AA - Washington - Bilal Muftuoglu
Les économistes américains sont d'avis sur la hausse du taux directeur par la Banque centrale américaine (FED) à la mi-2015.
Le débat sur le calendrier de la hausse du taux directeur a été ravivé à l'approche de la réunion du Comité de politique monétaire de la Fed (FOMC) qui se tiendra entre le 16 et 17 septembre.

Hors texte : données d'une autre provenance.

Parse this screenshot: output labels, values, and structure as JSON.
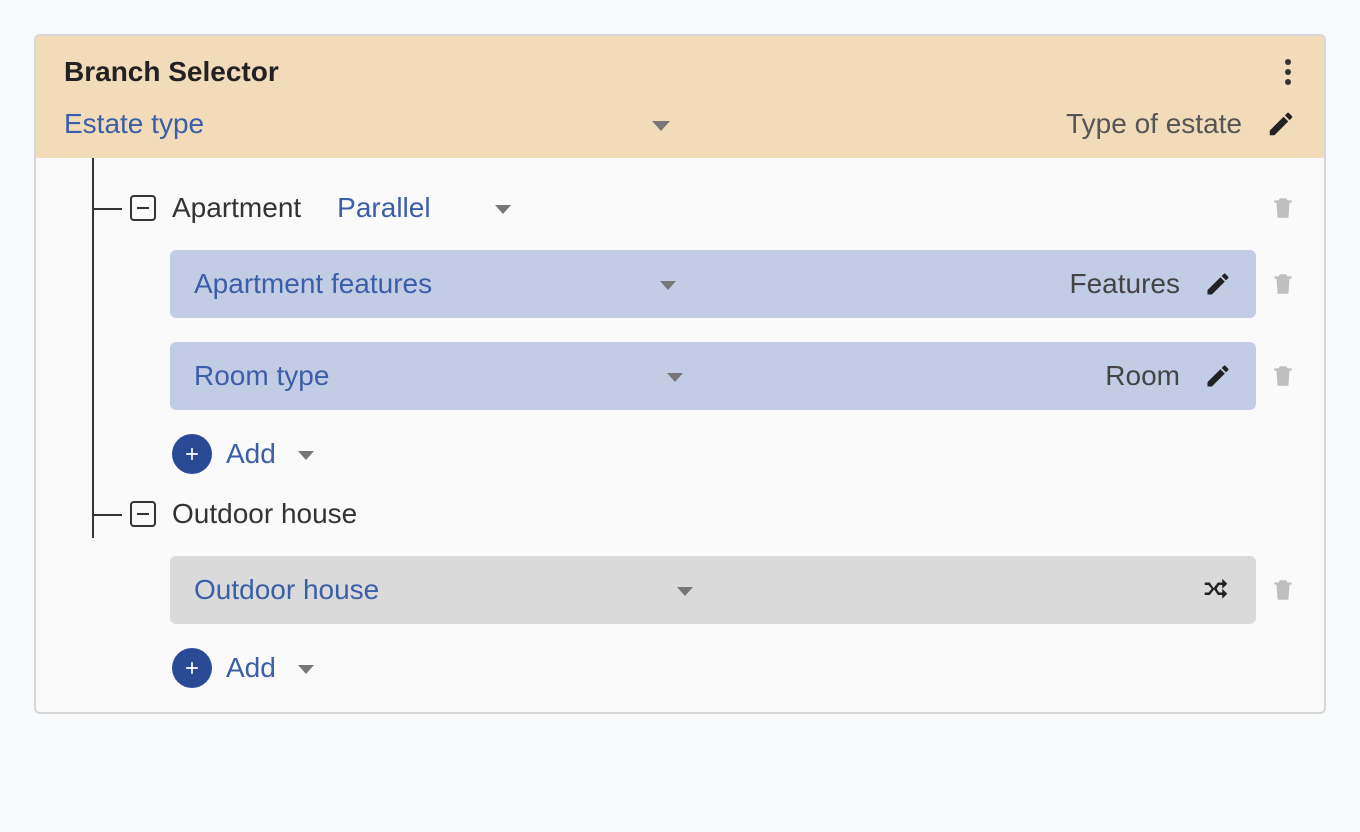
{
  "header": {
    "title": "Branch Selector",
    "dropdown_label": "Estate type",
    "display_label": "Type of estate"
  },
  "branches": [
    {
      "title": "Apartment",
      "mode": "Parallel",
      "children": [
        {
          "name": "Apartment features",
          "display": "Features",
          "action": "edit",
          "variant": "blue"
        },
        {
          "name": "Room type",
          "display": "Room",
          "action": "edit",
          "variant": "blue"
        }
      ],
      "add_label": "Add"
    },
    {
      "title": "Outdoor house",
      "mode": null,
      "children": [
        {
          "name": "Outdoor house",
          "display": null,
          "action": "shuffle",
          "variant": "grey"
        }
      ],
      "add_label": "Add"
    }
  ]
}
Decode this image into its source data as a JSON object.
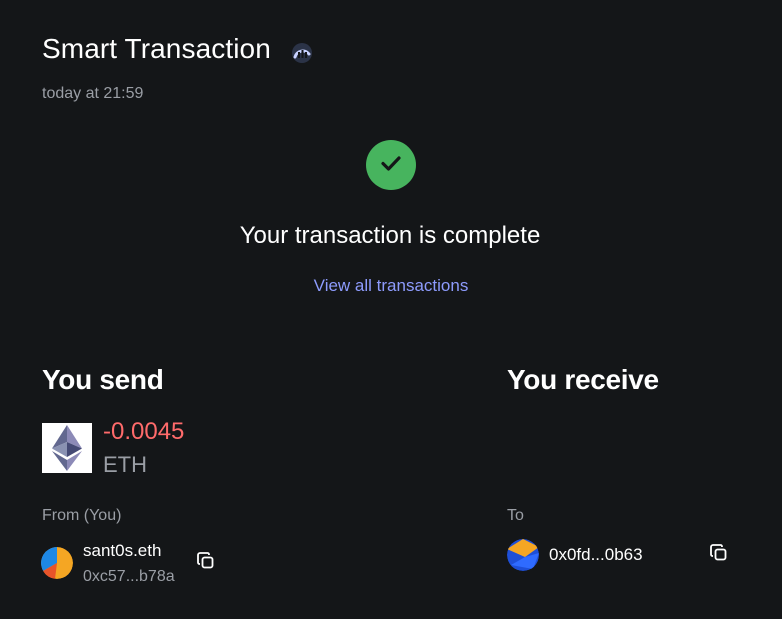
{
  "header": {
    "title": "Smart Transaction",
    "title_icon": "smart-transaction-gauge-icon",
    "timestamp": "today at 21:59"
  },
  "status": {
    "icon": "check-icon",
    "message": "Your transaction is complete",
    "link_label": "View all transactions",
    "colors": {
      "success": "#47b45e",
      "link": "#8d9bfc"
    }
  },
  "send": {
    "heading": "You send",
    "amount": "-0.0045",
    "symbol": "ETH",
    "token_icon": "ethereum-icon",
    "amount_color": "#ff6b6b",
    "from_label": "From (You)",
    "from_name": "sant0s.eth",
    "from_address": "0xc57...b78a",
    "copy_icon": "copy-icon"
  },
  "receive": {
    "heading": "You receive",
    "to_label": "To",
    "to_address": "0x0fd...0b63",
    "copy_icon": "copy-icon"
  }
}
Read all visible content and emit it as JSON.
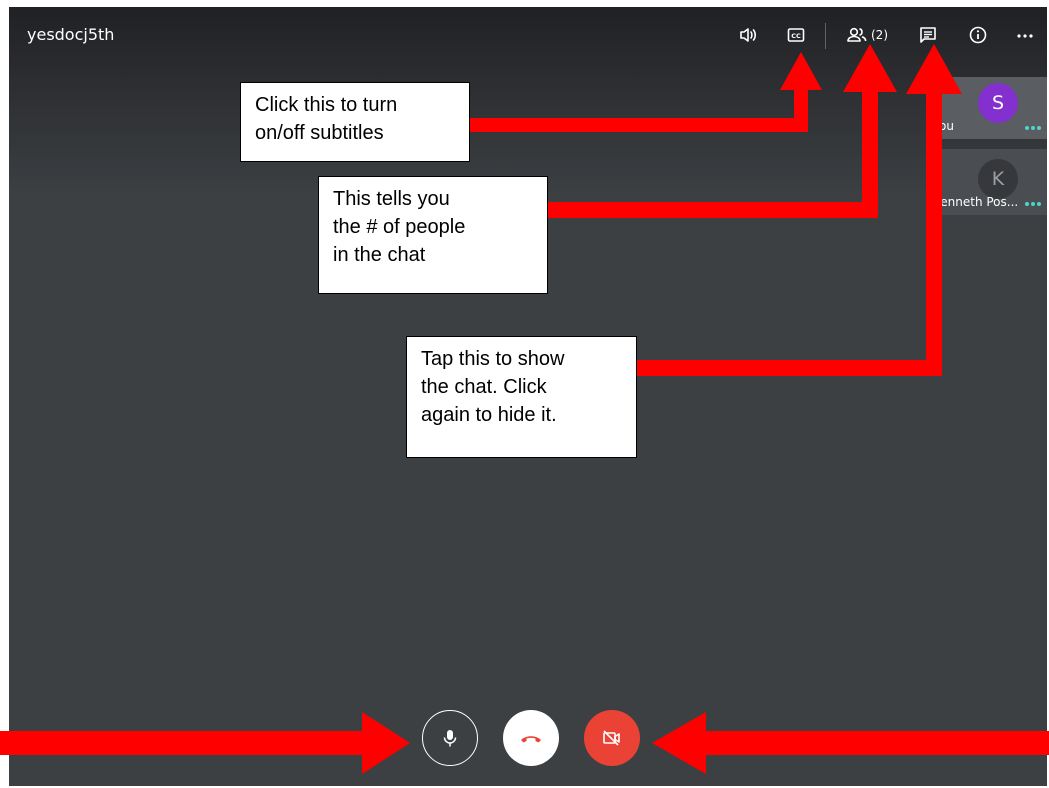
{
  "meeting": {
    "code": "yesdocj5th"
  },
  "topbar": {
    "volume_icon": "volume-icon",
    "captions_icon": "closed-captions-icon",
    "people_icon": "people-icon",
    "people_count": "(2)",
    "chat_icon": "chat-icon",
    "info_icon": "info-icon",
    "more_icon": "more-options-icon"
  },
  "participants": [
    {
      "initial": "S",
      "name": "ou",
      "avatar_color": "#8430ce"
    },
    {
      "initial": "K",
      "name": "Kenneth Pos...",
      "avatar_color": "#3c4043"
    }
  ],
  "controls": {
    "mic_icon": "microphone-icon",
    "end_call_icon": "phone-hangup-icon",
    "camera_icon": "camera-off-icon",
    "end_call_color": "#ffffff",
    "camera_color": "#ea4335"
  },
  "callouts": {
    "subtitles": [
      "Click this to turn",
      "on/off subtitles"
    ],
    "people": [
      "This tells you",
      "the # of people",
      "in the chat"
    ],
    "chat": [
      "Tap this to show",
      "the chat. Click",
      "again to hide it."
    ]
  },
  "colors": {
    "arrow": "#ff0000",
    "background": "#3c4043"
  }
}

A l'aune de la récente tendance de l'économie américaine à la croissance et la fin des achats d'obligations par la FED prévue pour le mois prochain, David Wessel, le directeur du Centre des politiques monétaires et financières au Brookings Institute et Edward Friedman, le directeur de Moody's Analytics, ont exprimé leur prédictions sur la hausse du taux directeur.
Les spéculations sur la hausse du taux directeur, qui risque de freiner la croissance, proviendraient de certains membres de la FED estimant l'économie ''prête'' à assumer une telle hausse, selon Wessel.
''Il existe beaucoup d'américains sous-employés ou travaillant à temps partiel faute d'emploi et leur retour risque de s'avérer impossible en cas d'une hausse du taux d'intérêt précoce'', a-t-il affirmé.
Selon Wessel, la présidente de la FED Janet Yellen, consciente de ce risque, n'effectuera pas la hausse avant mi-2015.
Wessel, soulignant que la hausse du taux directeur augmentera la valeur du dollar américain, a mis en relief que ''des pays émergents tels que la Turquie pourront accroître leurs recettes d'exportation''.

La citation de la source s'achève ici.